There are, however, plenty of reasons to be cautious about rushing to judgment even on those questions, and for examining our motives and conclusions carefully. It would be bizarre, for example, to argue that the UK Government response has been shoddy, while approving of the Scottish Government’s approach, since it would be difficult to put a cigarette paper between the two. And while it’s worth noting that Ireland’s statistics look much better than the UK’s, that can’t be entirely because of policy, since Northern Ireland has the same guidelines as the mainland, and so far a lower rate of infection than the Republic.
There will inevitably have been errors in strategy and deficiencies in the approach of almost everyone in dealing with this pandemic. It’s important that, over time, these are scrutinised and lessons are learned from them. But we need to resist any temptation to make them the basis for partisan point-scoring.

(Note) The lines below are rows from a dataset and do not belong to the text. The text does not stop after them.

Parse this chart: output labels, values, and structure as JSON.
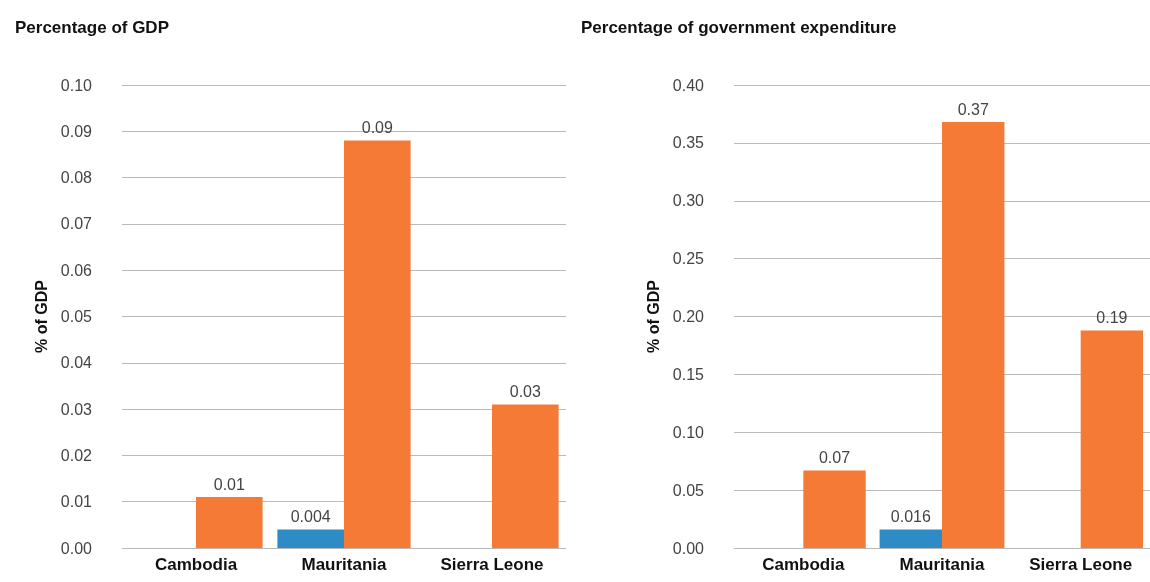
{
  "chart_data": [
    {
      "type": "bar",
      "title": "Percentage of GDP",
      "ylabel": "% of GDP",
      "categories": [
        "Cambodia",
        "Mauritania",
        "Sierra Leone"
      ],
      "series": [
        {
          "color": "#2e8bc6",
          "values": [
            null,
            0.004,
            null
          ],
          "value_labels": [
            null,
            "0.004",
            null
          ]
        },
        {
          "color": "#f47a36",
          "values": [
            0.011,
            0.088,
            0.031
          ],
          "value_labels": [
            "0.01",
            "0.09",
            "0.03"
          ]
        }
      ],
      "ylim": [
        0,
        0.1
      ],
      "yticks": [
        {
          "value": 0,
          "label": "0.00"
        },
        {
          "value": 0.01,
          "label": "0.01"
        },
        {
          "value": 0.02,
          "label": "0.02"
        },
        {
          "value": 0.03,
          "label": "0.03"
        },
        {
          "value": 0.04,
          "label": "0.04"
        },
        {
          "value": 0.05,
          "label": "0.05"
        },
        {
          "value": 0.06,
          "label": "0.06"
        },
        {
          "value": 0.07,
          "label": "0.07"
        },
        {
          "value": 0.08,
          "label": "0.08"
        },
        {
          "value": 0.09,
          "label": "0.09"
        },
        {
          "value": 0.1,
          "label": "0.10"
        }
      ],
      "grid": "y"
    },
    {
      "type": "bar",
      "title": "Percentage of government expenditure",
      "ylabel": "% of GDP",
      "categories": [
        "Cambodia",
        "Mauritania",
        "Sierra Leone"
      ],
      "series": [
        {
          "color": "#2e8bc6",
          "values": [
            null,
            0.016,
            null
          ],
          "value_labels": [
            null,
            "0.016",
            null
          ]
        },
        {
          "color": "#f47a36",
          "values": [
            0.067,
            0.368,
            0.188
          ],
          "value_labels": [
            "0.07",
            "0.37",
            "0.19"
          ]
        }
      ],
      "ylim": [
        0,
        0.4
      ],
      "yticks": [
        {
          "value": 0,
          "label": "0.00"
        },
        {
          "value": 0.05,
          "label": "0.05"
        },
        {
          "value": 0.1,
          "label": "0.10"
        },
        {
          "value": 0.15,
          "label": "0.15"
        },
        {
          "value": 0.2,
          "label": "0.20"
        },
        {
          "value": 0.25,
          "label": "0.25"
        },
        {
          "value": 0.3,
          "label": "0.30"
        },
        {
          "value": 0.35,
          "label": "0.35"
        },
        {
          "value": 0.4,
          "label": "0.40"
        }
      ],
      "grid": "y"
    }
  ]
}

If the UK Government has got things wrong (as it will have), then it will hardly be alone. And the questions that arise will need to be directed not just at politicians, but to the scientific advisors and public bodies that have directed their approach.
Like almost everyone else, I think it likely that, for example, Donald Trump’s seat-of-the-pants approach to this crisis will turn out to have made matters much worse for the United States than it might otherwise have been. But even if I think the President’s an idiot, that may not be the salient factor.

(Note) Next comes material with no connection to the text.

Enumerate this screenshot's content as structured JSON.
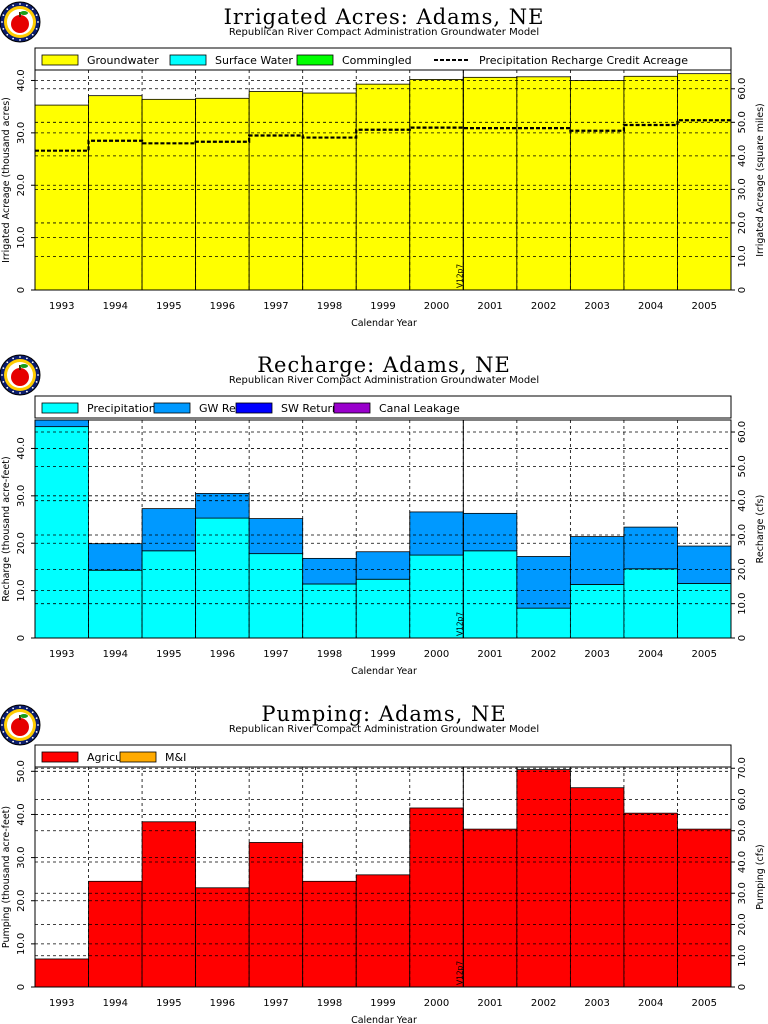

It could be that terrible figures from New York may be primarily to do with the fact that it has, after London, the world’s second biggest transit airport. Similarly, only time will tell whether Sweden’s approach – not imposing a lockdown at all – works and (in the event that it does) whether that tells us anything about the disease, or only about the demographics of Sweden.
In the face of a terrifying pandemic that strikes with random and unpredictable force, we’ve all come to realise that only by constantly testing and challenging our responses and prejudices – medical, scientific and political – will we get through. But the urgent priority is finding the best approach, not attributing blame.